The selection of Tom Ricketts, a member of the founding family of TD Ameritrade Holding Corp., and chief executive of InCapital LLC, was first reported by the Chicago Sun-Times' Web site.

Tribune Co. purchased the Cubs from Wm. Wrigley Jr. Co. for $20.5 million in June 1981. It put the team on the market on opening day 2007, when real estate mogul Sam Zell agreed to buy Tribune Co.

Cubs chairman Crane Kenney said last week that the team hopes to have a new owner in place by opening day, April 6, but many steps must happen before a sale can be completed.

"Obviously these final negotiations are key, but my client is, as the statement indicates, pretty optimistic," Culloton said.
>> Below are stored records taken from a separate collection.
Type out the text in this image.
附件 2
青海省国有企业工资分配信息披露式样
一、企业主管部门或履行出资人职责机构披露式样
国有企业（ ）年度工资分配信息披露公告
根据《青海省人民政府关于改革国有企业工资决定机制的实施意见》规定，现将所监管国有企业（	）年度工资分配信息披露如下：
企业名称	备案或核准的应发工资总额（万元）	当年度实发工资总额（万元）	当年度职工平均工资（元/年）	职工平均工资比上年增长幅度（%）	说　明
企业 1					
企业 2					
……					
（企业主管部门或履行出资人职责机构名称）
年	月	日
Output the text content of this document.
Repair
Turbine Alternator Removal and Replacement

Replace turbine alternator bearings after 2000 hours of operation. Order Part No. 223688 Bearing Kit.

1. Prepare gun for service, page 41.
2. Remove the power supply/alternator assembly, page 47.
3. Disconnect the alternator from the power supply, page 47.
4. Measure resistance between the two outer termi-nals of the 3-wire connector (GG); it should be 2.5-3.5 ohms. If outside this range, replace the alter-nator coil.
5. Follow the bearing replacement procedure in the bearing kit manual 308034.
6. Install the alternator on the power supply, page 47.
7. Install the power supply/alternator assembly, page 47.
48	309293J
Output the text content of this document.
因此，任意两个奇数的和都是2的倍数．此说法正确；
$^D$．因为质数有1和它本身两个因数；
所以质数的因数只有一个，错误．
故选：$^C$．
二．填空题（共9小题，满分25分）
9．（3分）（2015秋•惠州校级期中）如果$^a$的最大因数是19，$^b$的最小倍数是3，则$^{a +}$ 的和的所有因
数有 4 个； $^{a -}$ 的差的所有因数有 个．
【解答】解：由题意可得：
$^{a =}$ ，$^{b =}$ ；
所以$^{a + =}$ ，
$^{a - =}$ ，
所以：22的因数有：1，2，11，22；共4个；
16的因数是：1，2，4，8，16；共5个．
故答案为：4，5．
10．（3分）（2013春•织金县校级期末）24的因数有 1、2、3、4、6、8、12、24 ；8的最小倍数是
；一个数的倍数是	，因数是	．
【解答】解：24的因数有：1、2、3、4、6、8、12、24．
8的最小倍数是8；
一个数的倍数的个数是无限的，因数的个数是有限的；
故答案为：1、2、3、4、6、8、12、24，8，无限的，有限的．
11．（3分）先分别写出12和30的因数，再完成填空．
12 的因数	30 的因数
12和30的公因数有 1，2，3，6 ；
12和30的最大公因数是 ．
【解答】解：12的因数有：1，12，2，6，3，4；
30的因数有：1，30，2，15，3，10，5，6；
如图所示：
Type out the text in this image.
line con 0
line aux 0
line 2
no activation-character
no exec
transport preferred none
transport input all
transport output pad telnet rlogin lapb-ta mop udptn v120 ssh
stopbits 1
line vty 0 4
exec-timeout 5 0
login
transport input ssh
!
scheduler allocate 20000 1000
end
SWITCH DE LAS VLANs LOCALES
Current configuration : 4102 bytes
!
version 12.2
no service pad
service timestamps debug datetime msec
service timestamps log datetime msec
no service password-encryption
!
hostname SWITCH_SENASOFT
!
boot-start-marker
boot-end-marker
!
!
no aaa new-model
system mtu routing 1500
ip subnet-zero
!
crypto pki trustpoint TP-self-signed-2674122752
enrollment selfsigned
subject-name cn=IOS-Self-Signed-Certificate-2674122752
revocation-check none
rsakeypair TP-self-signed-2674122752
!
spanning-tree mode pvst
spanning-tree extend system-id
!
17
Ricketts must reach an agreement with Tribune Co., which filed for bankruptcy protection last month. While the Cubs and Wrigley Field were not included in the bankruptcy filing, a sale likely will have to be approved by the creditors' committee.

In addition, a sale must be approved by baseball owners.

Major League Baseball had not been informed by Tribune Co. of the winning bidder as of Thursday evening, a baseball official said, speaking on condition of anonymity because discussions between the team and MLB are not made public.

Other finalists in the bidding included Hersch Klaff, who owns a Chicago commercial real estate firm, and a partnership between two New Yorkers involved in private equity, Marc Utay of Clarion Capital and Leo Hindery Jr. of InterMedia Partners.

Tom Ricketts grew up watching the Cubs on WGN, once lived in an apartment above a bar across the street from Wrigley Field, and met his wife in the bleachers at a Cubs game. His father, J. Joe Ricketts, founded Ameritrade and became a leading online stockbroker, but Tom never worked for that company.

He was a market maker at the Chicago Board Options Exchange and finance executive before starting investment bank Incapital LLC.

If the deal is approved, the Ricketts would acquire a team that hasn't won the World Series since 1908 and hasn't even made it to the Fall Classic since 1945. While the Cubs won the NL Central in each of the last two seasons, they were swept in the first round of the playoffs both times.

Tribune Co. considered selling the team and the famous ballpark separately but rejected a plan from the Illinois Sports Facilities Authority to purchase the ivy-walled stadium. Kenney said recently the two would be sold together.


AP Business Writer Dave Carpenter contributed to this report.